1CG’s in-house, state-of-the-art fabrication facility, where fabricators cut and assemble metal frames, has played a crucial role in the company’s success from the beginning. It continues to do so with the recent acquisition of its third, fully automated Rhino 1350 CNC machine, which allows for precision cuts to the framing systems.

In-house fabrication benefits clients, since it allows 1CG to have full control over the quality of the craftsmanship, and also allows the company to accelerate production schedules should a building project move ahead more quickly than anticipated. Then, as the work is completed, the materials to be installed are loaded onto 1CG’s fleet of trailers, ready for on-time delivery, which means the general contractor doesn’t have to find space to store the glass on site until they’re ready to have it installed.

“We do a lot of blast and hurricane impact work,” Dustin says, “and all of our shop drawings are engineered and very specific on how the systems need to be built and installed, what anchors should be used, what spacing—all of that pertinent information has to be communicated to the installation subcontractors to make sure it’s done accurately.” This is the responsibility of Adam Tsiukes, who manages the installation, safety, quality control, and testing, and ensures manpower is available to execute the job.

It’s not easy to find the outstanding glazers 1CG requires, who are both good at what they do and ready to work hundreds of feet in the air, Dustin says, “but once you find them, you do whatever it takes to keep them around.

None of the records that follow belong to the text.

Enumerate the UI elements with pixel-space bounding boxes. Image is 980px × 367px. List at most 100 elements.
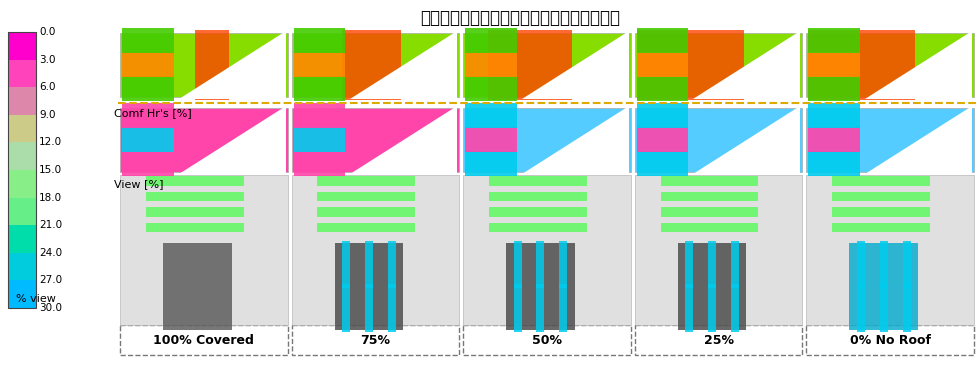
Text: 0.0: 0.0 <box>39 27 56 37</box>
Bar <box>8 253 36 280</box>
Bar <box>807 175 974 325</box>
Bar <box>903 284 910 332</box>
Bar <box>146 223 244 232</box>
Text: 75%: 75% <box>361 334 390 346</box>
Text: 15.0: 15.0 <box>39 165 62 175</box>
Bar <box>466 52 516 77</box>
Bar <box>466 151 516 176</box>
Bar <box>365 240 372 288</box>
Bar <box>146 176 244 185</box>
Bar <box>8 115 36 142</box>
Bar <box>8 59 36 87</box>
Polygon shape <box>694 106 801 174</box>
Text: 3.0: 3.0 <box>39 55 56 65</box>
Bar <box>832 223 930 232</box>
Bar <box>8 170 36 197</box>
Bar <box>122 76 173 101</box>
Bar <box>808 127 860 152</box>
Bar <box>464 33 631 97</box>
Bar <box>489 192 587 201</box>
Bar <box>122 28 173 53</box>
Bar <box>292 108 460 172</box>
Bar <box>731 284 739 332</box>
Bar <box>146 192 244 201</box>
Bar <box>294 127 345 152</box>
Bar <box>637 76 688 101</box>
Bar <box>661 176 759 185</box>
Polygon shape <box>178 31 285 99</box>
Bar <box>880 284 888 332</box>
Bar <box>637 52 688 77</box>
Bar <box>637 151 688 176</box>
Text: 50%: 50% <box>532 334 562 346</box>
Bar <box>685 240 693 288</box>
Bar <box>635 108 803 172</box>
Bar <box>637 103 688 128</box>
Bar <box>466 76 516 101</box>
Text: 30.0: 30.0 <box>39 303 62 313</box>
Bar <box>857 240 864 288</box>
Bar <box>8 280 36 308</box>
Bar <box>536 284 545 332</box>
Bar <box>318 176 416 185</box>
Text: 6.0: 6.0 <box>39 82 56 92</box>
Bar <box>8 142 36 170</box>
Text: % view: % view <box>16 294 56 304</box>
Bar <box>857 284 864 332</box>
Bar <box>342 30 401 100</box>
Bar <box>661 207 759 217</box>
Bar <box>464 108 631 172</box>
Polygon shape <box>522 106 629 174</box>
Bar <box>120 33 287 97</box>
Text: 25%: 25% <box>704 334 734 346</box>
Bar <box>195 30 229 100</box>
Bar <box>292 325 460 355</box>
Bar <box>120 108 287 172</box>
Text: 24.0: 24.0 <box>39 248 62 258</box>
Bar <box>832 207 930 217</box>
Bar <box>466 103 516 128</box>
Bar <box>708 240 716 288</box>
Bar <box>808 52 860 77</box>
Bar <box>464 175 631 325</box>
Bar <box>808 103 860 128</box>
Bar <box>318 207 416 217</box>
Bar <box>506 243 574 330</box>
Bar <box>464 325 631 355</box>
Bar <box>850 243 918 330</box>
Bar <box>8 197 36 225</box>
Bar <box>708 284 716 332</box>
Bar <box>635 325 803 355</box>
Polygon shape <box>522 31 629 99</box>
Bar <box>122 103 173 128</box>
Polygon shape <box>350 31 458 99</box>
Bar <box>294 103 345 128</box>
Bar <box>8 32 36 59</box>
Bar <box>122 151 173 176</box>
Bar <box>635 175 803 325</box>
Bar <box>292 175 460 325</box>
Polygon shape <box>865 106 972 174</box>
Bar <box>678 243 747 330</box>
Bar <box>808 151 860 176</box>
Bar <box>294 28 345 53</box>
Bar <box>292 33 460 97</box>
Text: 21.0: 21.0 <box>39 220 62 230</box>
Bar <box>903 240 910 288</box>
Text: 27.0: 27.0 <box>39 275 62 286</box>
Bar <box>637 30 744 100</box>
Bar <box>122 127 173 152</box>
Polygon shape <box>865 31 972 99</box>
Bar <box>514 284 521 332</box>
Bar <box>489 176 587 185</box>
Bar <box>318 192 416 201</box>
Bar <box>807 325 974 355</box>
Bar <box>560 284 567 332</box>
Text: 100% Covered: 100% Covered <box>153 334 254 346</box>
Polygon shape <box>178 106 285 174</box>
Polygon shape <box>350 106 458 174</box>
Bar <box>880 240 888 288</box>
Text: 9.0: 9.0 <box>39 110 56 120</box>
Bar <box>488 30 572 100</box>
Text: トップライト閉鎖率と開放性・快適性の評価: トップライト閉鎖率と開放性・快適性の評価 <box>420 9 620 27</box>
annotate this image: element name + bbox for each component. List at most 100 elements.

We have several subcontractors that we use repeatedly, and we do everything we can to keep them working for us.”

Another factor that has contributed to the success of 1CG and certainly shouldn’t be overlooked is its family-oriented culture and a policy of promoting from within. Employees who see a future for themselves within the company take pride in their work and happily volunteer for projects such as supplying boxes of toys and food at Christmas to a “community where the kids don’t otherwise get much,” as well as being title sponsor for Teal Diva, an organization that offers emotional support to cancer patients and their families.

As Vice President of Business Development, Dustin says, “Part of my job is understanding the market and the growth in different types of construction, seeing what developers are doing and where they’re spending their money. We have our eyes on a few towns where we might open satellite offices, but that can change, depending on growth,” he shares.

“There’s no office yet in Tennessee, although it’s on our radar. We have hired a project manager who lives in Nashville and works out of our Atlanta office as we try to break into the Nashville market. It’s a saturated market with a lot of construction, and it’s competitive, but as we complete jobs and show the kind of service we can provide, our reputation for quality service gets out and will help us reach our goal,” he says.

“We want to become a $100 million a year company. We don’t know if that will take five years or 20, but we’re working toward that, and satellite offices will be central to achieving it.”